“Robbery” Kembali Tak Utuh, Muenchen pun Gagal
Rasa sakit dan rasa gembira itu dikawinkan menjadi kekuatan yang dahsyat. Kurang dari setahun saja, duet Belanda-Prancis itu membawa Bayern Muenchen menjadi klub terhebat di Jerman dan ditakuti seantero Eropa. Sebelum 23 Mei 2010, Muenchen sudah meraih dua gelar bergengsi: juara Bundesliga dan DFB Pokal. Masih belum cukup, “Robbery” membawa FC Hollywood ke final Liga Champion menantang FC Internazionale Milano.

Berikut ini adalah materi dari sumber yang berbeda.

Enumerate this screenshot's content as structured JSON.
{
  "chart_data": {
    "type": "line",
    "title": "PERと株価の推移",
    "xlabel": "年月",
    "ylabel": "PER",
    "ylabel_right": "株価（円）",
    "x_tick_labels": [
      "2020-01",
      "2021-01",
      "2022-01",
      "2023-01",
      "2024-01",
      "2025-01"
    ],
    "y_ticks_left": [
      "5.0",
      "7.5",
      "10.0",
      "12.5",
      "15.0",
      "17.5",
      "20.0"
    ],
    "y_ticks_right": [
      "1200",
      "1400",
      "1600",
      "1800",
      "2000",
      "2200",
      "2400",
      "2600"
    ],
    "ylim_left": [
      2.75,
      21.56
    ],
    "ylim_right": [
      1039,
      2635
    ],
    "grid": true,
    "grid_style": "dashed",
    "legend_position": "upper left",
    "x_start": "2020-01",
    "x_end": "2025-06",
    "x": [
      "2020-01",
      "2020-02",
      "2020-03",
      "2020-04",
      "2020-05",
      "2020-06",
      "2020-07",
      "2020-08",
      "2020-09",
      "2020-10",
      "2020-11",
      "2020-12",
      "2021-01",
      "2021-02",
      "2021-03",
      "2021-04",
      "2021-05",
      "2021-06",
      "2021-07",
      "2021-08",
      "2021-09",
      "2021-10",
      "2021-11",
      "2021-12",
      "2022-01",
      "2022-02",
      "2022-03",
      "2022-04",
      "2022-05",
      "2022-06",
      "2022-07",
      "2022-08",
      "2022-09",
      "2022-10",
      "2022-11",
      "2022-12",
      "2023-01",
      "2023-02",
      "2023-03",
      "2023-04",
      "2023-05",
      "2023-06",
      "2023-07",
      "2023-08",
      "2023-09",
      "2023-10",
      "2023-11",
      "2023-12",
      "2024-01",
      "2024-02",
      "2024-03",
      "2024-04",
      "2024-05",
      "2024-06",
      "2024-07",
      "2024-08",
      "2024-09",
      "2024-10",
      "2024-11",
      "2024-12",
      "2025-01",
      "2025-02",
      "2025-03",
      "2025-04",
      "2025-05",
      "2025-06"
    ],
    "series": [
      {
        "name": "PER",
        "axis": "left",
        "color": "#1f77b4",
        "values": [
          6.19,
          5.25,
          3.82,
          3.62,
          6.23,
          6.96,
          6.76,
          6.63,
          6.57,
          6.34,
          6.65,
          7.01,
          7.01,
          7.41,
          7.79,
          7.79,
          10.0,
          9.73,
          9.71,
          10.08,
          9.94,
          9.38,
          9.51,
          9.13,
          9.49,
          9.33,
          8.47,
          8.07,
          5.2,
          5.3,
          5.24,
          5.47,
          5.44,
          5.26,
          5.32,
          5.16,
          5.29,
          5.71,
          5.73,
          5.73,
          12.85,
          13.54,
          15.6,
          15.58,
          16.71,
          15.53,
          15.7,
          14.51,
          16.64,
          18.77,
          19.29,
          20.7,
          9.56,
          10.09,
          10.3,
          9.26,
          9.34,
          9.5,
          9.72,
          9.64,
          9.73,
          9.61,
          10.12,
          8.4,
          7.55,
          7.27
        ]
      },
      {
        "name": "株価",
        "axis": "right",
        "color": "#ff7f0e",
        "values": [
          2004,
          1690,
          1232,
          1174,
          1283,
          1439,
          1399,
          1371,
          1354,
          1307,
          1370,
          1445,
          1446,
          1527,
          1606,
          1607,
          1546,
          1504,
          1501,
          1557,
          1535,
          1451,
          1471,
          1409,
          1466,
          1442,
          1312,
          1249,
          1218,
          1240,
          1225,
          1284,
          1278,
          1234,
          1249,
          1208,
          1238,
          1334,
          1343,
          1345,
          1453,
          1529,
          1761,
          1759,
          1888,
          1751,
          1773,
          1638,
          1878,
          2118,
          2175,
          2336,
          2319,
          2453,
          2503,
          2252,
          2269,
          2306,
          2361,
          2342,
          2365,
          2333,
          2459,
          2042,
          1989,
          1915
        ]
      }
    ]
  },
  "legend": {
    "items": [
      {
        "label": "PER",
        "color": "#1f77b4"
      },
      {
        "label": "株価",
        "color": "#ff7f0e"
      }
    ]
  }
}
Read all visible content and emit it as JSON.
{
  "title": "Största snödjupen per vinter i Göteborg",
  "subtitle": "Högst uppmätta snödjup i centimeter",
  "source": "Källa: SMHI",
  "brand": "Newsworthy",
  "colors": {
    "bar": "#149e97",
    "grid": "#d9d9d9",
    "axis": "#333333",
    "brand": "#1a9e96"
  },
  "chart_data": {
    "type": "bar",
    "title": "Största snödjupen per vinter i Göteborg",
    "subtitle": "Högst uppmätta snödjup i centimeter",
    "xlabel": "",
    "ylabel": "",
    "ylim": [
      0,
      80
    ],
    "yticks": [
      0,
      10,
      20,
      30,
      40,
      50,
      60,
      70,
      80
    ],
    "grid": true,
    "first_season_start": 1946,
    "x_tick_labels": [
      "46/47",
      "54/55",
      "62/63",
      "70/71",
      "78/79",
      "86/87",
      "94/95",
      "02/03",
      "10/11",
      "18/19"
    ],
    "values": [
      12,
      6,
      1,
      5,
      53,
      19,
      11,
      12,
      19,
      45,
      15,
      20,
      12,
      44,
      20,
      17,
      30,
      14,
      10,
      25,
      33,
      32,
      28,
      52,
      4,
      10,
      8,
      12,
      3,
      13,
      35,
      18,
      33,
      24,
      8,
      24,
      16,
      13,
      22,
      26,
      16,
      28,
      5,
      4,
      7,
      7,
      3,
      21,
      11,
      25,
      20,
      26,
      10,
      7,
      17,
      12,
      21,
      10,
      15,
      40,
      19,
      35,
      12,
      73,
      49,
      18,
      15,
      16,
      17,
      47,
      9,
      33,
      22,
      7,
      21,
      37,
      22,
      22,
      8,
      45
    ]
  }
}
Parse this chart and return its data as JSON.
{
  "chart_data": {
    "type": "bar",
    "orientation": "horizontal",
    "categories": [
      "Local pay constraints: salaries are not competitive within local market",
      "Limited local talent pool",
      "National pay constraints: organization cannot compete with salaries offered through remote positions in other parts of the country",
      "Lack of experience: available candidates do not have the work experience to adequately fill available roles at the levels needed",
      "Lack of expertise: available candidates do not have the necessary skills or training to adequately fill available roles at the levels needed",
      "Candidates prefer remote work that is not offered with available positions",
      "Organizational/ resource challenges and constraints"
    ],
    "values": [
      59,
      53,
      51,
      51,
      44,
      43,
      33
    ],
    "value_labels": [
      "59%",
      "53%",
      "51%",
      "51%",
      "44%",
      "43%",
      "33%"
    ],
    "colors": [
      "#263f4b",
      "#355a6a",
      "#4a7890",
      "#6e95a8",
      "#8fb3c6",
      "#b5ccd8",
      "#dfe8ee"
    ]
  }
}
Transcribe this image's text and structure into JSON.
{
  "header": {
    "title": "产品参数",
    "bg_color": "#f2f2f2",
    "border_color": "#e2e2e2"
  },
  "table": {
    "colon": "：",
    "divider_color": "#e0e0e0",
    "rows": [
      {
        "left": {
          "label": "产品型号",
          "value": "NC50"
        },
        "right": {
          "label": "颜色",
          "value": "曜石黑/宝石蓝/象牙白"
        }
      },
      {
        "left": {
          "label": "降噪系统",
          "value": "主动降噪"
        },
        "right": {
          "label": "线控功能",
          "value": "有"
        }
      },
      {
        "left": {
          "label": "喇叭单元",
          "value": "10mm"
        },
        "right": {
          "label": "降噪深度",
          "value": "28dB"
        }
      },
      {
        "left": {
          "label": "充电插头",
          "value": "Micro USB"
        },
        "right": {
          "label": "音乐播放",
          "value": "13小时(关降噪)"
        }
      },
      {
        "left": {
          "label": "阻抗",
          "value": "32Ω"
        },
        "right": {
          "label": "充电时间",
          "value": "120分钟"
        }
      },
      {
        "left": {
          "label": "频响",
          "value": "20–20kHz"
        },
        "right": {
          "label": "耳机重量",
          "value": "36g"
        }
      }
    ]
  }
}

Tapi, harga menebus tiket final itu teramat mahal. Franck
Ribery mendapat akumulasi kartu kuning pada leg kedua semifinal menghadapi
Lyon. Harapan bermain di final pun kandas. Di saat yang sama, interisti seluruh
dunia gembira-ria karena Inter Milan tak perlu kerepotan berhadapan dengan
sayap maut lawannya.
Begitulah adanya ketika final berlangsung pada 23 Mei
2010 itu. Santiago Bernabeu menjadi saksi betapa frustasinya pemain Muenchen
yang tak mampu menembus gawang Julio Cesar. Menyerang terus-menerus tidak
membawa hasil. Arjen Robben gagal menunjukkan kehebatannya karena tandemnya
hanya duduk di bangku penonton. Dan, dua gol Diego Milito sudah cukup untuk
menghantarkan Nerazzurri meraih gelar ketiganya.
***
Sayang seribu sayang, begitulah dulu nasib Bayern
Muenchen. Tapi duet “Robbery” tetap dipertahankan ketika Jupp Heynckes
menggantikan Louis van Gaal. Musim 2010/2011 tidak terlalu manis bagi Muenchen.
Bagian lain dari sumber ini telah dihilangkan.